The Holy Body Tattoo is a Vancouver-based dance company that formed in 1993 and in 2006 morphed into a new entity called Animals of Distinction. In 2005, the company created monumental with choreography by company founders Dana Gingras and Noam Gagnon, poetic films by William Morrison, texts by Jenny Holzer, and recorded music by Montreal emo band Godspeed You! Black Emperor. Last year the bright idea emerged to revive the piece and tour it around to festivals with the band (who recently regrouped after being on hiatus for several years) playing live. I had no file on any of these artists except for Holzer, whose work with soulful/philosophical aphorisms I adore. When I arrived at the BAM Opera House, the ushers were handing out earplugs to nervous middle-aged patrons, which alerted me that it was going to be THAT kind of show, which usually thrills my rock-n-roll heart. The show was indeed a multimedia spectacle with separate movement, sound, and visual tracks intertwining in provocative and compelling ways.
For the first half of the 85-minute piece, the nine dancers confined themselves to standing on boxes (or plinths, as they call them in the program) — for my taste, they ran out of interesting things to do up there pretty quickly so this section ran long for me. But after that, when they left the boxes, the dancing/movement/choreography kept transforming itself in ways that I could never pin down and mostly found exciting to watch.
The Holzer texts were longer than her usual one-liners and faded in and out unpredictably, forming chapters in a non-linear narrative. And the music was indeed monumental, droney and sweet and slow-building at times and then sometimes dense waves of squalling sound as three electric guitarists at high volume generated spooky crying overtones. Not quite like anything I’ve seen before, which is always high praise in my book.
Same went, only double, for nora chipaumire’s portrait of my father at the BAM Fisher. It was ostensibly an exploration of black African masculinity centering on the father she never had any real relationship with. But from the minute you walk in the door this is an extremely layered piece in a space that is highly alive in every way. The stage is set up as a boxing ring with chipaumire and Pape Ibrahimas Ndiaye (representing her father/sparring partner) continuously connected via lengths of stretchy straps with Shamar Watt circulating as referee/cheerleader/stage-manager, constantly rearranging the portable floodlights that serve as the show’s only lighting. (A witty touch: instead of earplugs, the audience is issued cheap sunglasses in case the glare gets to be too much — a courtesy never offered at Richard Foreman shows.)

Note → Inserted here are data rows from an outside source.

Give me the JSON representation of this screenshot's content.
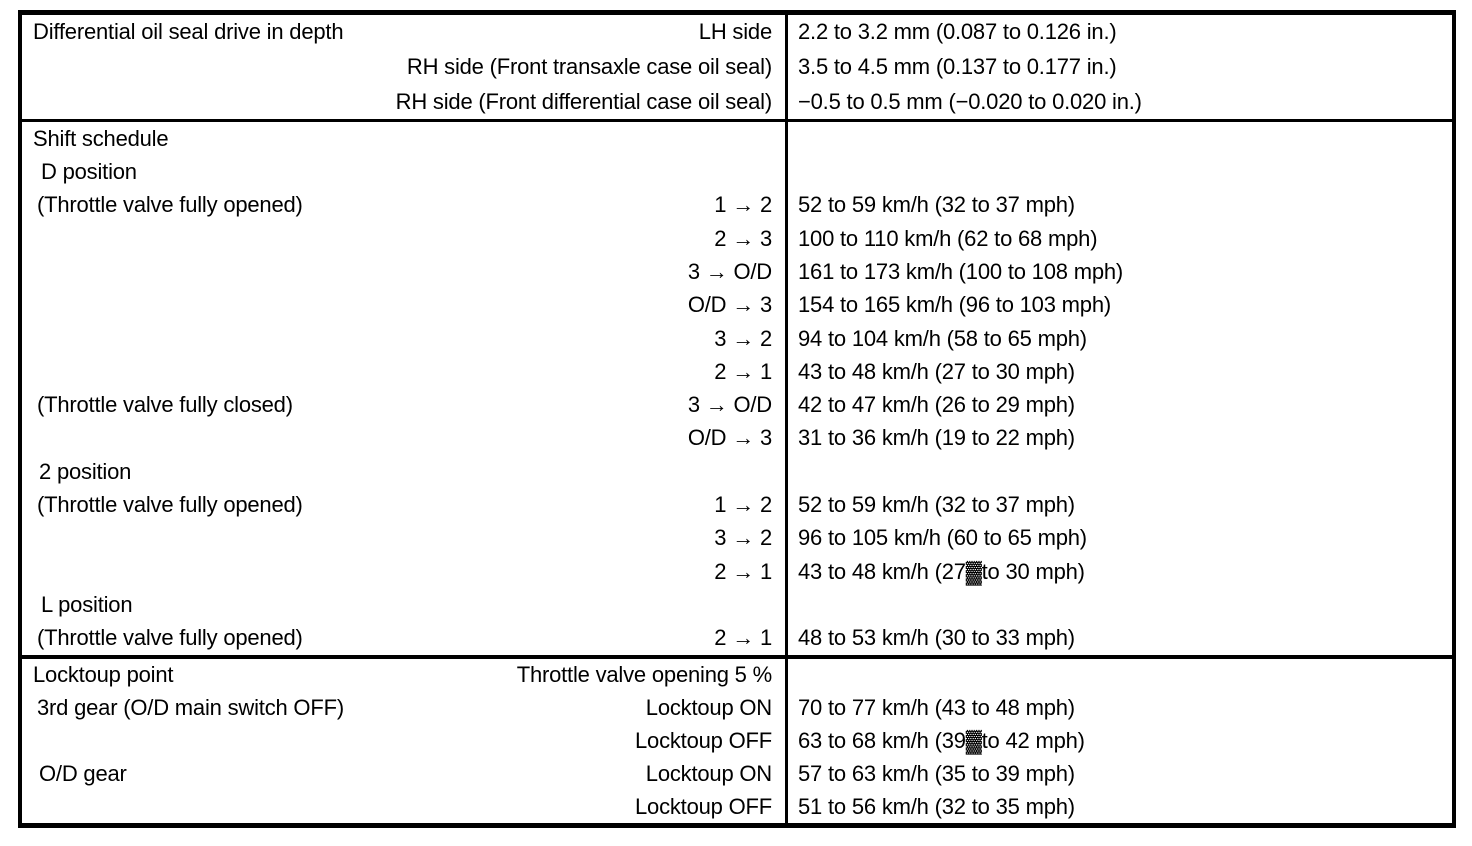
{
  "table": {
    "colors": {
      "border": "#000000",
      "background": "#ffffff",
      "text": "#000000"
    },
    "sections": [
      {
        "rows": [
          {
            "left": "Differential oil seal drive in depth",
            "sub": "LH side",
            "value": "2.2 to 3.2 mm (0.087 to 0.126 in.)"
          },
          {
            "left": "",
            "sub": "RH side (Front transaxle case oil seal)",
            "value": "3.5 to 4.5 mm (0.137 to 0.177 in.)"
          },
          {
            "left": "",
            "sub": "RH side (Front differential case oil seal)",
            "value": "−0.5 to 0.5 mm (−0.020 to 0.020 in.)"
          }
        ]
      },
      {
        "rows": [
          {
            "left": "Shift schedule",
            "sub": "",
            "value": ""
          },
          {
            "left": "D position",
            "sub": "",
            "value": ""
          },
          {
            "left": "(Throttle valve fully opened)",
            "sub": "1 → 2",
            "value": "52 to 59 km/h (32 to 37 mph)"
          },
          {
            "left": "",
            "sub": "2 → 3",
            "value": "100 to 110 km/h (62 to 68 mph)"
          },
          {
            "left": "",
            "sub": "3 → O/D",
            "value": "161 to 173 km/h (100 to 108 mph)"
          },
          {
            "left": "",
            "sub": "O/D → 3",
            "value": "154 to 165 km/h (96 to 103 mph)"
          },
          {
            "left": "",
            "sub": "3 → 2",
            "value": "94 to 104 km/h (58 to 65 mph)"
          },
          {
            "left": "",
            "sub": "2 → 1",
            "value": "43 to 48 km/h (27 to 30 mph)"
          },
          {
            "left": "(Throttle valve fully closed)",
            "sub": "3 → O/D",
            "value": "42 to 47 km/h (26 to 29 mph)"
          },
          {
            "left": "",
            "sub": "O/D → 3",
            "value": "31 to 36 km/h (19 to 22 mph)"
          },
          {
            "left": "2 position",
            "sub": "",
            "value": ""
          },
          {
            "left": "(Throttle valve fully opened)",
            "sub": "1 → 2",
            "value": "52 to 59 km/h (32 to 37 mph)"
          },
          {
            "left": "",
            "sub": "3 → 2",
            "value": "96 to 105 km/h (60 to 65 mph)"
          },
          {
            "left": "",
            "sub": "2 → 1",
            "value": "43 to 48 km/h (27▓to 30 mph)"
          },
          {
            "left": "L position",
            "sub": "",
            "value": ""
          },
          {
            "left": "(Throttle valve fully opened)",
            "sub": "2 → 1",
            "value": "48 to 53 km/h (30 to 33 mph)"
          }
        ]
      },
      {
        "rows": [
          {
            "left": "Locktoup point",
            "sub": "Throttle valve opening 5 %",
            "value": ""
          },
          {
            "left": "3rd gear (O/D main switch OFF)",
            "sub": "Locktoup ON",
            "value": "70 to 77 km/h (43 to 48 mph)"
          },
          {
            "left": "",
            "sub": "Locktoup OFF",
            "value": "63 to 68 km/h (39▓to 42 mph)"
          },
          {
            "left": "O/D gear",
            "sub": "Locktoup ON",
            "value": "57 to 63 km/h (35 to 39 mph)"
          },
          {
            "left": "",
            "sub": "Locktoup OFF",
            "value": "51 to 56 km/h (32 to 35 mph)"
          }
        ]
      }
    ]
  }
}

But the activities, the costumes, the gestures, the masks, the soundscore, and the movement pile onto the boxing metaphor numerous other frameworks: hiphop concert, voodoo ritual, club performance, shamanic trance ceremony, and Wooster Group-style mediated theater. There’s a lot of movement that rarely looks like dancing, speech that rarely emerges as coherent sentences let alone narrative, sound that almost never sounds like music — and the whole thing is pretty riveting. The three performers push themselves to extremes of physical ability, gender identification, and cultural cross-reference. I was dazzled.